3. Regel 2, 1e couplet: „commentariu(s)m”: ein kurzes Verzeichnis, auch eine gerichtliche Registratur; pluralis: ein Buch, in welches die Verordnungen etc. (der Könige) eingetragen waren (Lexicon Catholicon Lat. Linguae, I, Lipsiae, 1794, 851). De spreuk is gedacht als uitdrukking van bijbelsche wijsheid, en dus van autoritair gezag.


II.

4. Regel 3, 1e couplet: „quadrans”: Over „quadrere” is elders — Reformatie-artikel nr. 53 vorige jrg. — gesproken; zie ook nog: Bas. Fabri, Thesaurus Eruditionis Scholasticae, rec. Stübel-Gesner, Lipsiae, 1726, i.v. agmen: agmen quadratum, quod depositum in formam aciei. Of: quadrato agmine, velut in aciem irent, ingredi suos jubet. Het woord is ook in de Vulgata bekend: 1 Kon. 5 : 17: praecepit rex, ut tollerent lapides grandes . . . . pretiosos, in fundamentum templi, & quadrarent eos. Voor wat het begrip „quadrare templum” of „templi-tectum” betreft zie Aurelii Prudentii, Psychomachia, Londini, 1824, 673, vs. 823-829:

Haec ubi dicta dedit, gradibus regina superbis
Desiliit, tantique operis Concordia consors
Metatura novum jacto fundamine templum:
Aurea planitiem spatiis percurrit arundo
Dimensis, quadrent ut quatuor undique frontes,
Ne commissuris distantibus angulus impar
Argutam mutilet per dissona semetra norman.
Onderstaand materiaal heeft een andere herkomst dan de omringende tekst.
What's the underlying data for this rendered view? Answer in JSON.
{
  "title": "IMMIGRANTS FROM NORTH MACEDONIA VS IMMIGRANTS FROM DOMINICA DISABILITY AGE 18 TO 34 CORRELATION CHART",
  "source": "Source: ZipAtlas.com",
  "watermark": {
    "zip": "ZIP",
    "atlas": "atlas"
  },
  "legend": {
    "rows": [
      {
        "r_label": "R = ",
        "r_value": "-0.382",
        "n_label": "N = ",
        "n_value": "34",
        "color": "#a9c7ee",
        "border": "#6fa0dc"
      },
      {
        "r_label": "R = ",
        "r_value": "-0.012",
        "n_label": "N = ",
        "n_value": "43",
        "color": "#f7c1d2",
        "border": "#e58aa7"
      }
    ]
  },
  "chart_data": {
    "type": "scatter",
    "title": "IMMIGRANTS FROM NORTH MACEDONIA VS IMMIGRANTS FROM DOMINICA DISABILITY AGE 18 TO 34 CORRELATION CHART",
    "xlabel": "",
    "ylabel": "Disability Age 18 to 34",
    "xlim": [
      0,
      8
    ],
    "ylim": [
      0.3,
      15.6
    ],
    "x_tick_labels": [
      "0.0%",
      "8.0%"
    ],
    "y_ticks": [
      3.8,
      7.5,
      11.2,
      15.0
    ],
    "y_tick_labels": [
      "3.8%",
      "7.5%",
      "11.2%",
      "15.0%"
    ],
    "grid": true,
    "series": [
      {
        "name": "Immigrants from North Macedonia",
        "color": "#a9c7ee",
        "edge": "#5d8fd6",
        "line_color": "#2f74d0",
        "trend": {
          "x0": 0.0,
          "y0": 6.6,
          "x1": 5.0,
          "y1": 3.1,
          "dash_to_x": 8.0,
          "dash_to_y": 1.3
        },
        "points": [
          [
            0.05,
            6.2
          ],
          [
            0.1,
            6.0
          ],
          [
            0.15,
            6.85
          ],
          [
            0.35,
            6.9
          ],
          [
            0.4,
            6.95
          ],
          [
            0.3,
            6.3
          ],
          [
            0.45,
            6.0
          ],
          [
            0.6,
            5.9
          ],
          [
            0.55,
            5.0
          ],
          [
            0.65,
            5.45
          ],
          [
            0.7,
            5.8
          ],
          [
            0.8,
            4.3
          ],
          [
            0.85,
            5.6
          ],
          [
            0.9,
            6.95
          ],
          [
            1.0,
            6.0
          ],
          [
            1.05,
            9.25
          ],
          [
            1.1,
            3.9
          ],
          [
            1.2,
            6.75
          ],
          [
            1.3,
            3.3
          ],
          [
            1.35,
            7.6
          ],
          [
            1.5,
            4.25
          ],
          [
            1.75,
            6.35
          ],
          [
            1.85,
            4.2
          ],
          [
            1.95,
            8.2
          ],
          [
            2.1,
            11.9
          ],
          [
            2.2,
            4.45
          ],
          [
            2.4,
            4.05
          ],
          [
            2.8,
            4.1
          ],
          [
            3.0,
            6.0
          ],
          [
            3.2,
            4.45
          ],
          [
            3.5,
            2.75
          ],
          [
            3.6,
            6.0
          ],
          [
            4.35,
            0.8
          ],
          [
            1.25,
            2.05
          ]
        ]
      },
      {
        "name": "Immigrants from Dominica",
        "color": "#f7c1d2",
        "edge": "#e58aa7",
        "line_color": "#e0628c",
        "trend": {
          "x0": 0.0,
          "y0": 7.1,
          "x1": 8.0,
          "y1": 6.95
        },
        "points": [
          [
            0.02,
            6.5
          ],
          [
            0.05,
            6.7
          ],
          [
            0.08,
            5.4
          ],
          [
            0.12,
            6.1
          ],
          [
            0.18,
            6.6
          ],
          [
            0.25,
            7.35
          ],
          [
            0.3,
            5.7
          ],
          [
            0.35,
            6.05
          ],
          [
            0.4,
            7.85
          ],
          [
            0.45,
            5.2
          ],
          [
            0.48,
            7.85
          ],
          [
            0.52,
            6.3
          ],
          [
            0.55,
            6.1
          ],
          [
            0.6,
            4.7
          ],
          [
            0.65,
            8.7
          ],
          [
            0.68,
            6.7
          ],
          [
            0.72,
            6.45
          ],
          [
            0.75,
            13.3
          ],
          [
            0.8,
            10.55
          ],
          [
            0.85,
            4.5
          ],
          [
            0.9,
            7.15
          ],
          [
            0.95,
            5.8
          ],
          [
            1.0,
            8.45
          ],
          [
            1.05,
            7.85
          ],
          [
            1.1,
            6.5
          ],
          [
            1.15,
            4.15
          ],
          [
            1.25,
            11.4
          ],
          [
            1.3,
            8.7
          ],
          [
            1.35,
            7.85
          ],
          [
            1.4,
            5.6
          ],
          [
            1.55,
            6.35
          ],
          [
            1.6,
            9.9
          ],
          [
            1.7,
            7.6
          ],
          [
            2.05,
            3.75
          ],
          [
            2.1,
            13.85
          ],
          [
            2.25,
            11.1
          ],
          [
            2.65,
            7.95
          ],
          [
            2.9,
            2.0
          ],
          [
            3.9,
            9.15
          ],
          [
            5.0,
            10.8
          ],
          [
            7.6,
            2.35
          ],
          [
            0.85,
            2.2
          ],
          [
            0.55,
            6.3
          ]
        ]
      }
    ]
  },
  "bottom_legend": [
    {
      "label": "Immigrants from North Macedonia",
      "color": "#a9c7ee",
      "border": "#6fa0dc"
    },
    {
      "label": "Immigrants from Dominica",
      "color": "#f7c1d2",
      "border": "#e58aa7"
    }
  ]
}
Toelichting (in usum Delphini): Fides descendit e solio superbo, et Concordia particeps tanti operis, ut describat graphice, jactis fundamentis, illud novum templum. Dimensis intervallis metitur aream virga aurea, ut undique quatuor frontes coëant apte . . . . Notae Variorum in Prud. etc., p. 986, quadrent: in formam quadrati consentiant (hier intransitief). Het beeld zelf ontleend aan de Openbaring van Johannes (metor, of metior: meten; tempel meten, apocalyptisch gegeven, ook wat het brengen tot een quadraatvorm betreft: 21 : 16). Intransitieve vorm, ook Calvijn. C.R., XLIX, 454, laatste regel. Voor transitief gebruik, zie artikel Oct. 1950 „De Reformatie”, en hieronder, aanteekeningen bij couplet 2. — Over de quadratura tunicarum, over tunicas, quadrata justitia beatas, over quadratum en rotundum, beide „afgerond”, undique clausae, zie Tertullianus, De Pallio, ed. Salmasius, Lugd. Bat., 1656, 110/111. — Overigens wil de regel herinneren (door het quadrare templi tectum), dat we leven in den eschatologischen tijd (quadrans, het werk is nog bezig, maar: het tectum wordt voltooid; muren en fundament zijn er al lang).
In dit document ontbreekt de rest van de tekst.